21
「ちげーよ。煙草なんか吸わねーよ」
「じゃあ何に使うのか言ってみな?」姉貴が腕組みしながら言う。
く、くっそ~完全に馬鹿にされてる……。
「お香だよ」
「は~、お香?なんで?買ったの?」姉貴はいかにも意外そうな顔をして言う。
「いや。もらったんだよ」
「誰に?」
「川嶋……って姉ちゃんに言っても仕方ねーじゃん」
「まぁね、それはそうね、興味もないわ、ふふふー」
「姉ちゃんこそなんでライターなんか持ってんだよ」
「ビューラーをライターで温めるとまつ毛が上がるのよ」
「ビューラー?じゃあ悪いけどさライター貸して」ビューラーと言えば女性版のペンチの様なアレの事かと、その映像が浮かぶ。
「貸してくれじゃなくて貸してくださいでしょう?」
「はい、貸してください……」
「もう、しかたないわねぇハイ」
「ありがとうございます」
なんかさ俺って本当に弱いよな。自分でも思う。俺は姉貴に借りたライターと適当に選んだ皿を持って自分の部屋へと上がる。
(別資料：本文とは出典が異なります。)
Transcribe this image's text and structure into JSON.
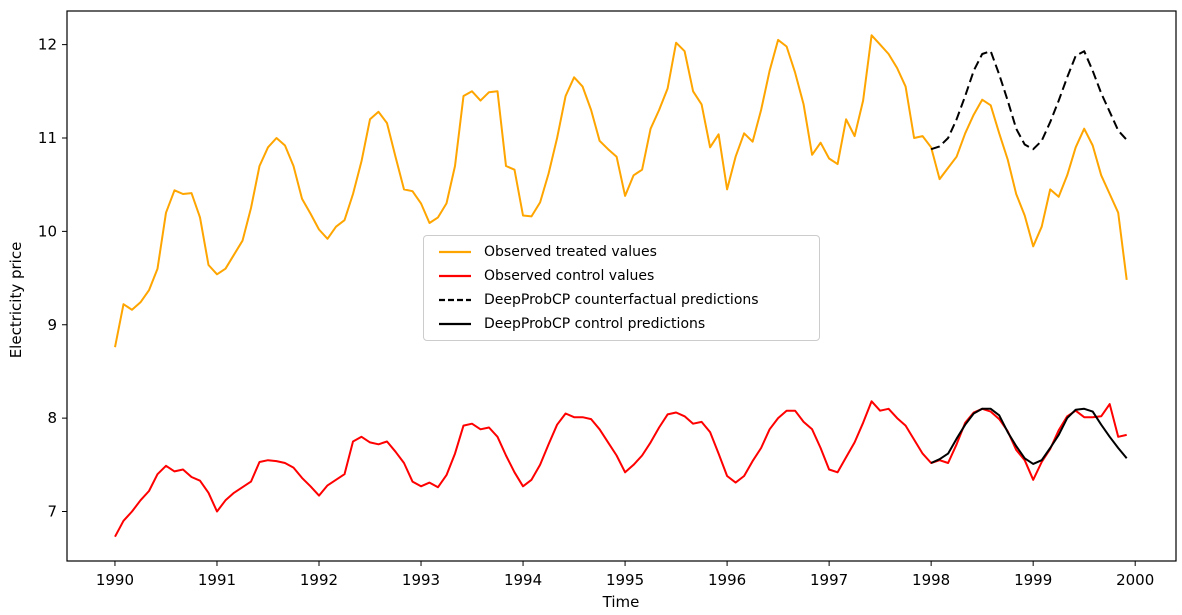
{
  "figure": {
    "background": "#ffffff"
  },
  "axes": {
    "x_label": "Time",
    "y_label": "Electricity price"
  },
  "chart_data": {
    "type": "line",
    "xlabel": "Time",
    "ylabel": "Electricity price",
    "xlim": [
      1989.53,
      2000.4
    ],
    "ylim": [
      6.47,
      12.36
    ],
    "x_ticks": [
      "1990",
      "1991",
      "1992",
      "1993",
      "1994",
      "1995",
      "1996",
      "1997",
      "1998",
      "1999",
      "2000"
    ],
    "y_ticks": [
      "7",
      "8",
      "9",
      "10",
      "11",
      "12"
    ],
    "grid": false,
    "legend_position": "center-left-inside",
    "frame_color": "#000000",
    "series": [
      {
        "name": "Observed treated values",
        "color": "#ffa500",
        "line_style": "solid",
        "line_width": 2,
        "x_start": 1990.0,
        "x_step_years": 0.0833333,
        "values": [
          8.76,
          9.22,
          9.16,
          9.24,
          9.37,
          9.6,
          10.2,
          10.44,
          10.4,
          10.41,
          10.15,
          9.64,
          9.54,
          9.6,
          9.75,
          9.9,
          10.25,
          10.7,
          10.9,
          11.0,
          10.92,
          10.7,
          10.35,
          10.19,
          10.02,
          9.92,
          10.05,
          10.12,
          10.4,
          10.75,
          11.2,
          11.28,
          11.16,
          10.8,
          10.45,
          10.43,
          10.3,
          10.09,
          10.15,
          10.3,
          10.7,
          11.45,
          11.5,
          11.4,
          11.49,
          11.5,
          10.7,
          10.66,
          10.17,
          10.16,
          10.31,
          10.62,
          11.0,
          11.45,
          11.65,
          11.55,
          11.3,
          10.97,
          10.88,
          10.8,
          10.38,
          10.6,
          10.66,
          11.1,
          11.3,
          11.53,
          12.02,
          11.93,
          11.5,
          11.36,
          10.9,
          11.04,
          10.45,
          10.8,
          11.05,
          10.96,
          11.3,
          11.72,
          12.05,
          11.98,
          11.7,
          11.36,
          10.82,
          10.95,
          10.78,
          10.72,
          11.2,
          11.02,
          11.4,
          12.1,
          12.0,
          11.9,
          11.75,
          11.55,
          11.0,
          11.02,
          10.9,
          10.56,
          10.68,
          10.8,
          11.05,
          11.25,
          11.41,
          11.35,
          11.05,
          10.77,
          10.4,
          10.17,
          9.84,
          10.05,
          10.45,
          10.37,
          10.6,
          10.9,
          11.1,
          10.92,
          10.6,
          10.4,
          10.2,
          9.48
        ]
      },
      {
        "name": "Observed control values",
        "color": "#ff0000",
        "line_style": "solid",
        "line_width": 2,
        "x_start": 1990.0,
        "x_step_years": 0.0833333,
        "values": [
          6.73,
          6.9,
          7.0,
          7.12,
          7.22,
          7.4,
          7.49,
          7.43,
          7.45,
          7.37,
          7.33,
          7.2,
          7.0,
          7.12,
          7.2,
          7.26,
          7.32,
          7.53,
          7.55,
          7.54,
          7.52,
          7.47,
          7.36,
          7.27,
          7.17,
          7.28,
          7.34,
          7.4,
          7.75,
          7.8,
          7.74,
          7.72,
          7.75,
          7.64,
          7.52,
          7.32,
          7.27,
          7.31,
          7.26,
          7.39,
          7.62,
          7.92,
          7.94,
          7.88,
          7.9,
          7.8,
          7.6,
          7.42,
          7.27,
          7.34,
          7.5,
          7.72,
          7.93,
          8.05,
          8.01,
          8.01,
          7.99,
          7.88,
          7.74,
          7.6,
          7.42,
          7.5,
          7.6,
          7.74,
          7.9,
          8.04,
          8.06,
          8.02,
          7.94,
          7.96,
          7.85,
          7.62,
          7.38,
          7.31,
          7.38,
          7.54,
          7.68,
          7.88,
          8.0,
          8.08,
          8.08,
          7.96,
          7.88,
          7.68,
          7.45,
          7.42,
          7.58,
          7.74,
          7.95,
          8.18,
          8.08,
          8.1,
          8.0,
          7.92,
          7.77,
          7.62,
          7.52,
          7.55,
          7.52,
          7.72,
          7.95,
          8.06,
          8.1,
          8.07,
          7.99,
          7.86,
          7.66,
          7.55,
          7.34,
          7.53,
          7.67,
          7.87,
          8.02,
          8.08,
          8.01,
          8.01,
          8.02,
          8.15,
          7.8,
          7.82
        ]
      },
      {
        "name": "DeepProbCP counterfactual predictions",
        "color": "#000000",
        "line_style": "dashed",
        "line_width": 2,
        "x_start": 1998.0,
        "x_step_years": 0.0833333,
        "values": [
          10.88,
          10.91,
          11.0,
          11.2,
          11.45,
          11.72,
          11.9,
          11.93,
          11.68,
          11.4,
          11.1,
          10.93,
          10.88,
          10.97,
          11.17,
          11.4,
          11.65,
          11.88,
          11.93,
          11.72,
          11.48,
          11.28,
          11.08,
          10.98
        ]
      },
      {
        "name": "DeepProbCP control predictions",
        "color": "#000000",
        "line_style": "solid",
        "line_width": 2,
        "x_start": 1998.0,
        "x_step_years": 0.0833333,
        "values": [
          7.52,
          7.56,
          7.62,
          7.78,
          7.93,
          8.05,
          8.1,
          8.1,
          8.03,
          7.85,
          7.7,
          7.57,
          7.51,
          7.55,
          7.68,
          7.82,
          8.0,
          8.09,
          8.1,
          8.07,
          7.93,
          7.8,
          7.68,
          7.57
        ]
      }
    ]
  }
}
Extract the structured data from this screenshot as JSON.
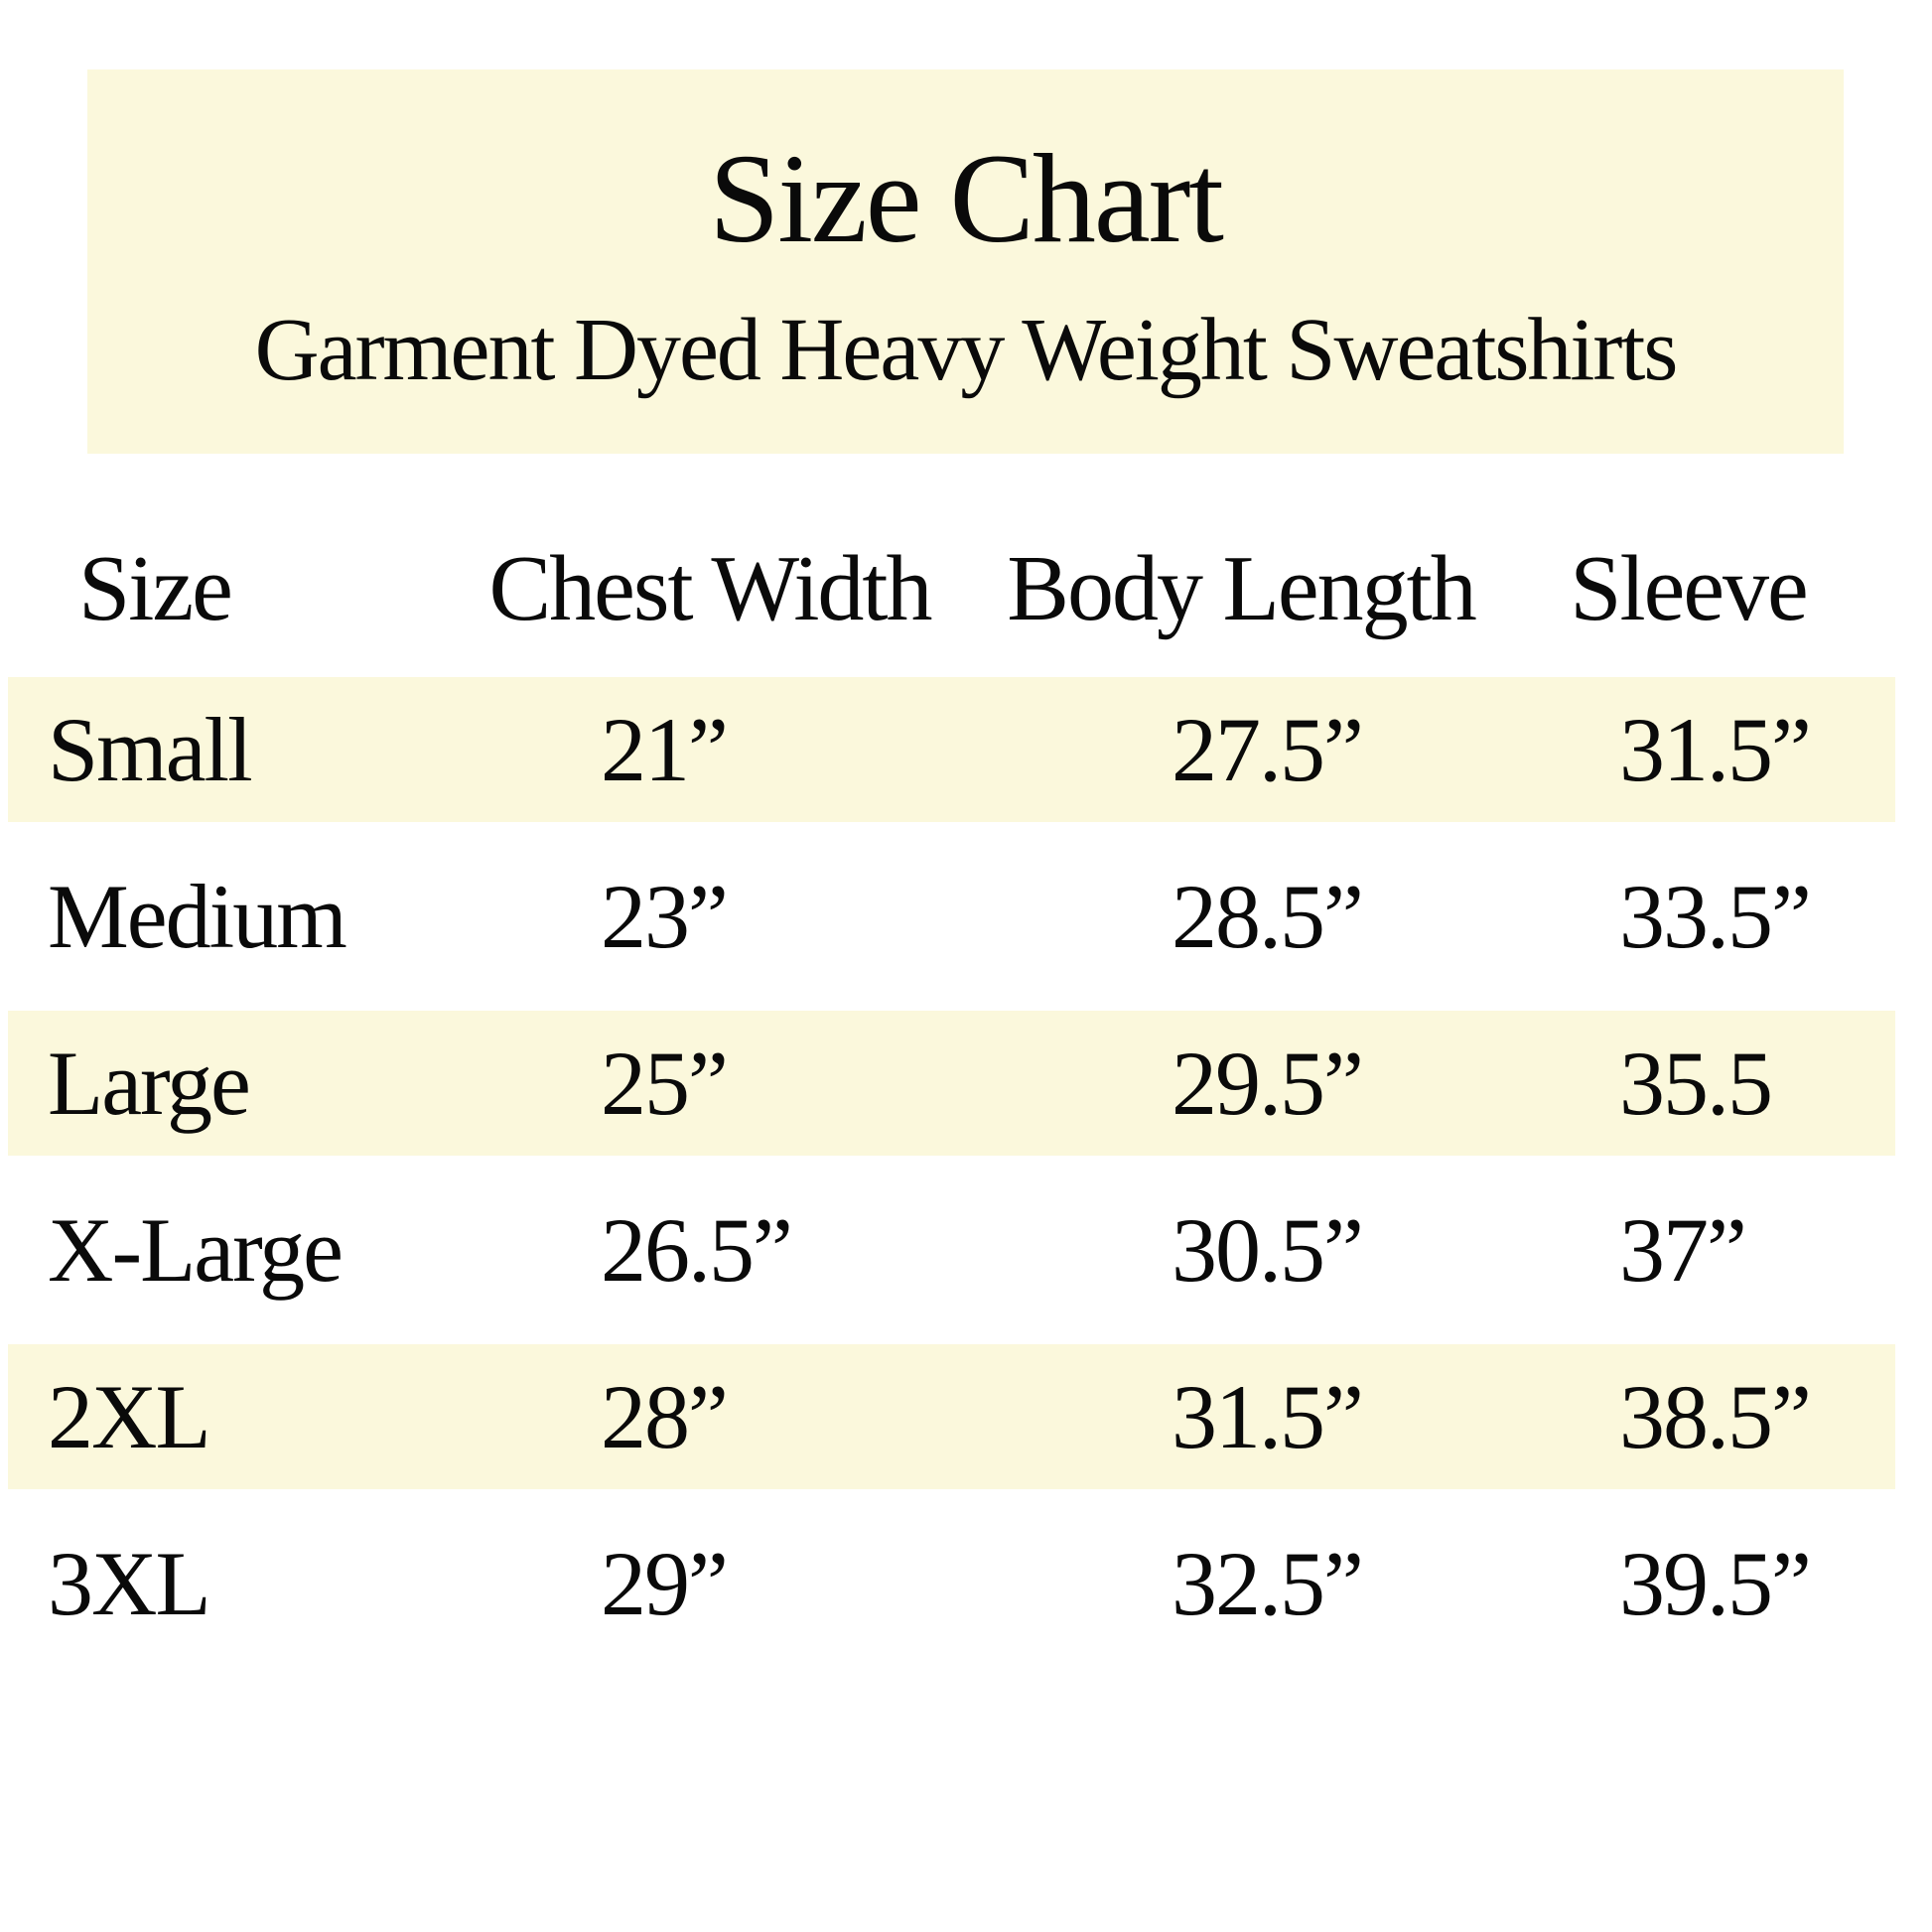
{
  "header": {
    "title": "Size Chart",
    "subtitle": "Garment Dyed Heavy Weight Sweatshirts"
  },
  "chart_data": {
    "type": "table",
    "title": "Size Chart",
    "subtitle": "Garment Dyed Heavy Weight Sweatshirts",
    "columns": [
      "Size",
      "Chest Width",
      "Body Length",
      "Sleeve"
    ],
    "rows": [
      {
        "size": "Small",
        "chest_width": "21”",
        "body_length": "27.5”",
        "sleeve": "31.5”"
      },
      {
        "size": "Medium",
        "chest_width": "23”",
        "body_length": "28.5”",
        "sleeve": "33.5”"
      },
      {
        "size": "Large",
        "chest_width": "25”",
        "body_length": "29.5”",
        "sleeve": "35.5"
      },
      {
        "size": "X-Large",
        "chest_width": "26.5”",
        "body_length": "30.5”",
        "sleeve": "37”"
      },
      {
        "size": "2XL",
        "chest_width": "28”",
        "body_length": "31.5”",
        "sleeve": "38.5”"
      },
      {
        "size": "3XL",
        "chest_width": "29”",
        "body_length": "32.5”",
        "sleeve": "39.5”"
      }
    ],
    "layout_hints": {
      "banded_rows": [
        "Small",
        "Large",
        "2XL"
      ],
      "band_color": "#FBF8DC",
      "background_color": "#FFFFFF",
      "text_color": "#0A0A0A"
    }
  }
}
机の上に皿を置き、川嶋さんからもらったお香を選ぶ。う~んチャンダンっていうのにしてみるか。
「亮介~も~亮介~」オカンが俺を呼ぶ声がする。
「なんだよ~」
「亮介~これ~」オカンは何か言っているが、何を言っているのか分からないので、面倒くさいながらにも一階までわざわざ下りた。
「なんか呼んだ~?」
「亮介、このめんつゆ二倍濃縮じゃないじゃない」
「え?めんつゆ買ってきただろ?」
「亮介が買ってきたのは、ストレートのめんつゆじゃない」
「……」
「しかも、こんな大きい白菜丸々買って、重かっかたでしょうに」
「なんだよ~せっかく買って来てやったのに文句言うのかよ」俺はムッとなって二階に上がった。
「亮介~ありがとうね。お母さん助かるわ」オカンは俺が二階に行く後ろ姿に向かって叫んだ。
階段の埃が電気に照らされて目につく。
めんつゆのストレートとかなんだよ~そんなの分かるかって。それなら最初から紙に書いていてくれれば良かっただろ。あーめんどくせ。
俺は、チャンダンに火を点けて炎を手で仰いで消した後、クリップにお香を挟み皿の上に立たせる。
う~ん甘い匂いそういえば、あいつ……川嶋さんこんな匂いがしてたよな。俺はお香から煙が上がるのをじーっと見つめた。